Não que o filme de Glenda e Ary, mineiros formados em cinema na Universidade Federal do Recôncavo da Bahia, seja uma obra-prima impecável. O longa é claramente resultado de dois diretores de primeira viagem, transitando sem muita sutileza entre vários registros – do melodrama novelesco ao teatral alegórico felliniano, com um quê documental – e experimentando os mais diversos recursos de linguagem, da câmera subjetiva do ponto de vista de um cão a uma divisão de telas para mostrar três vizinhos simultaneamente e ao vai e vem temporal da montagem.
E o filme funciona porque, mesmo quando isso não é exatamente bem feito, os cineastas demonstram uma paixão tão grande pelas ferramentas audiovisuais, e especialmente por seus personagens, que ela contagia o público. Até quando Rosa e Violeta têm uma conversa altamente inverossímil, ou improvável, sobre a magia do cinema, ela acaba triunfando, porque o maior mérito de “Café” é como essas personagens são deliciosas, ricas e gostosas de ver.

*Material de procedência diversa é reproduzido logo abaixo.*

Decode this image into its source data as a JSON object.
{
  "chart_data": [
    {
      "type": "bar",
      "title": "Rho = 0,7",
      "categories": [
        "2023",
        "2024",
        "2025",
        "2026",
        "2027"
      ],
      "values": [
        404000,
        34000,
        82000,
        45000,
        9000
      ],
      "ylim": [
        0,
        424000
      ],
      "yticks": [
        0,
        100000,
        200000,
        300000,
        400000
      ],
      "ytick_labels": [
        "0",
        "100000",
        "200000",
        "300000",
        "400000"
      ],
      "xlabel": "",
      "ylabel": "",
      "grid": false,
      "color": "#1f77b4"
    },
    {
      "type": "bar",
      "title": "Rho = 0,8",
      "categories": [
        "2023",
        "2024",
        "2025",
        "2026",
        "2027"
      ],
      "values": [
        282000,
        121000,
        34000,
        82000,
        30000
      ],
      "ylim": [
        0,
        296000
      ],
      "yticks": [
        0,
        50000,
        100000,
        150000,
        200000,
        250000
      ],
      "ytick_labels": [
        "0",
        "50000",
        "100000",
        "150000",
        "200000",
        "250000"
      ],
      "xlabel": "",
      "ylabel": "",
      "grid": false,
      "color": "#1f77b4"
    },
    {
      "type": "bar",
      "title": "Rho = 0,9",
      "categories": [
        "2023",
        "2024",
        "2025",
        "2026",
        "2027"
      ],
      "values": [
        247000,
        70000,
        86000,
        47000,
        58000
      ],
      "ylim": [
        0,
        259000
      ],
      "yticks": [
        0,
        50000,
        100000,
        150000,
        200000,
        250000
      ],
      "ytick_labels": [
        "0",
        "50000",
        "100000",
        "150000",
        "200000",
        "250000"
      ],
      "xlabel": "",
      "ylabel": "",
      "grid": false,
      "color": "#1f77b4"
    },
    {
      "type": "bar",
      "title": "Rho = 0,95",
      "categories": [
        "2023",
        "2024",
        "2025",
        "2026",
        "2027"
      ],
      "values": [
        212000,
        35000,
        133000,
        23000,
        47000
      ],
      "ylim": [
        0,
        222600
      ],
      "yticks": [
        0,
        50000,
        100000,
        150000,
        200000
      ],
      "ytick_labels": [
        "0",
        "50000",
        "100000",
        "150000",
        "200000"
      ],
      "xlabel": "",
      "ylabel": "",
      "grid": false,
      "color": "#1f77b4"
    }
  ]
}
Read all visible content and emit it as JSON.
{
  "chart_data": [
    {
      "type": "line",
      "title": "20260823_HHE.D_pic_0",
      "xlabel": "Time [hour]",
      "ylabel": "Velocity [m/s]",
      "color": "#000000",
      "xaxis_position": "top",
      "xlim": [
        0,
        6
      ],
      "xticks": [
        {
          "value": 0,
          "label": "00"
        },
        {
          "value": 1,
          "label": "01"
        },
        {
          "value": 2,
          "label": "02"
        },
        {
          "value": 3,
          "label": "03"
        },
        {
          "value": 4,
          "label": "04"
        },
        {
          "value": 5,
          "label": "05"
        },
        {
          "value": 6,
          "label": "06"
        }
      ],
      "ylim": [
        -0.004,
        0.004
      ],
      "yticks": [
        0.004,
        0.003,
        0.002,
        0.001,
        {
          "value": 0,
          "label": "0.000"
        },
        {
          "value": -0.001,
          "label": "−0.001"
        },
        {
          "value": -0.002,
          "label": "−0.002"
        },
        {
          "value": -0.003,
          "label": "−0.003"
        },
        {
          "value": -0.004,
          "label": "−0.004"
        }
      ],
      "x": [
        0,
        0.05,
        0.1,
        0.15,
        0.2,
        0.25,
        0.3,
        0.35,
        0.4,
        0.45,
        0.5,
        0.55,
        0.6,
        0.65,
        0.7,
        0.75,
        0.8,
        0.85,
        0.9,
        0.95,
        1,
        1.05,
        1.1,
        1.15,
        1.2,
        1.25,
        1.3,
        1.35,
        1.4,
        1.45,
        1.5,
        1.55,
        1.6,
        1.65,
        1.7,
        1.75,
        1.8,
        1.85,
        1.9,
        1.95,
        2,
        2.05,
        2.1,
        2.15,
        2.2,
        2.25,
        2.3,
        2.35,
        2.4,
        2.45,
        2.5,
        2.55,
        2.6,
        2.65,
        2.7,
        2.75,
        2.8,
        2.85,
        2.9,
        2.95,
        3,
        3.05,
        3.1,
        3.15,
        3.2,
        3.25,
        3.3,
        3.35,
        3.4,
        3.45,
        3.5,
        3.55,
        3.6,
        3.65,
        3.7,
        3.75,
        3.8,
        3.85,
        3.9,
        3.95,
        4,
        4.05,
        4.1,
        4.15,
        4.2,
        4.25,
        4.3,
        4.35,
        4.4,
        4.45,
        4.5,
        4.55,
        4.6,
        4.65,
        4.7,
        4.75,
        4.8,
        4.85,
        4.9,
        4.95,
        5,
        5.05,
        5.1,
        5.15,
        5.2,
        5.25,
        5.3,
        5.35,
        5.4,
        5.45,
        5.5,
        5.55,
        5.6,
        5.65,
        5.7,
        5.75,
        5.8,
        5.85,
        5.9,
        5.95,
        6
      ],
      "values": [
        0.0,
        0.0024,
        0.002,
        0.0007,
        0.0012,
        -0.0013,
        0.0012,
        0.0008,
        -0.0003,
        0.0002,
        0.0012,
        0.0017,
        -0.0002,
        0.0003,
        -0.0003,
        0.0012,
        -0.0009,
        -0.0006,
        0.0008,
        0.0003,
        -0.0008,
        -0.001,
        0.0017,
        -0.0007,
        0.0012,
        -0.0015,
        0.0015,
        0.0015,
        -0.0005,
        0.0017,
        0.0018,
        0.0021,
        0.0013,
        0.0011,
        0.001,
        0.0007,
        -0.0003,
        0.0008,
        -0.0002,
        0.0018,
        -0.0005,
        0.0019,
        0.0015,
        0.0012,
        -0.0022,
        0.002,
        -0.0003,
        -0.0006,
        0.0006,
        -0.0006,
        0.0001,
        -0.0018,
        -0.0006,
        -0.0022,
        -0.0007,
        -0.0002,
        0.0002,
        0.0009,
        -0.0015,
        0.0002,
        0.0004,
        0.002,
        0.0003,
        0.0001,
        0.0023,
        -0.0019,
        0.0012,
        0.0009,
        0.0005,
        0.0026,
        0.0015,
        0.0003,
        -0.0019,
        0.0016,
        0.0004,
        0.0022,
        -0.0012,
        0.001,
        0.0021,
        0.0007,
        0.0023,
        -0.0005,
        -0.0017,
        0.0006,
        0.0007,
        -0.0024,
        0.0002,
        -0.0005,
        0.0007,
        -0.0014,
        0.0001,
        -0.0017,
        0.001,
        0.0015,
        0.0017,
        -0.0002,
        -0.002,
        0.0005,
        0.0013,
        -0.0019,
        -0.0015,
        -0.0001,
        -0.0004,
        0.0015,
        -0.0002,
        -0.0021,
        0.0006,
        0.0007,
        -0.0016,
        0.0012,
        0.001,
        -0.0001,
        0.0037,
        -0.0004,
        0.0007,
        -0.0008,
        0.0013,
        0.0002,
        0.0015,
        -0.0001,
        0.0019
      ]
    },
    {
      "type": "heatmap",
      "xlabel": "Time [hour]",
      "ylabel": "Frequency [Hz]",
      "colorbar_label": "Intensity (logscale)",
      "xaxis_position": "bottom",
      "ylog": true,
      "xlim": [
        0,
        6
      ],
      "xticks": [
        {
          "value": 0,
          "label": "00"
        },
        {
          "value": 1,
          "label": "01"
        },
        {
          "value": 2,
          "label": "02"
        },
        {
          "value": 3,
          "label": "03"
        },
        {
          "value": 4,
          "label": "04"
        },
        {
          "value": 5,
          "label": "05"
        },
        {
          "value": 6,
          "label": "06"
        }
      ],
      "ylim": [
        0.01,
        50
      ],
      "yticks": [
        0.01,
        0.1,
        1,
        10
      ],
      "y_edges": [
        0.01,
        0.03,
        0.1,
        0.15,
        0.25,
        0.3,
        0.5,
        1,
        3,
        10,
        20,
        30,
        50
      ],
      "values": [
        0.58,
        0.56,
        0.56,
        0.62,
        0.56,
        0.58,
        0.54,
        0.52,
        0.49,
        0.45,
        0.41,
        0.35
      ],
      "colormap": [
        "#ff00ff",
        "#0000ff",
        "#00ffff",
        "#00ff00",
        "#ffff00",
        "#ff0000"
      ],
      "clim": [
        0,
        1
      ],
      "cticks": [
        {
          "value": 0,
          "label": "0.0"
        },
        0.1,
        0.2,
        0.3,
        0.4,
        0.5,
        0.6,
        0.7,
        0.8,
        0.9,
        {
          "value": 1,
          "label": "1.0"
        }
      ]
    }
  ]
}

“Um filme com um elenco todo negro falando de subjetividade ser tão desnorteante para o público faz a gente pensar qual cinema estamos fazendo e o que estamos representando. Câmera é poder. Não dá para relaxar porque, quando estou com um microfone na minha mão, estou falando por muitas pessoas e quero que elas se sintam representadas”, disparou Glenda Nicácio durante seu debate em Brasília, levando o público presente às lágrimas e sendo aplaudida de pé.
E grande parte desse poder de representação vem da relação de intimidade e autenticidade que o longa mantém com a cidade de Cachoeira, onde foi filmado. “Ela é um elemento da narrativa e da linguagem. O filme é de Cachoeira, para Cachoeira, e a resposta da população à exibição que fizemos lá foi linda”, celebra Ary Rosa. Essa proposta faz de “Café” um primo direto de “Peripatético”, curta dirigido pela jovem negra Jéssica Queiroz na periferia de São Paulo, que também está na competitiva de Brasília. Os dois são filmes feitos pela periferia, na periferia e para a periferia, subvertendo e ignorando padrões estéticos e regras de bom gosto ditados por críticos homens brancos – cinema popular de verdade, e não as produções comerciais que inundam os Multiplex.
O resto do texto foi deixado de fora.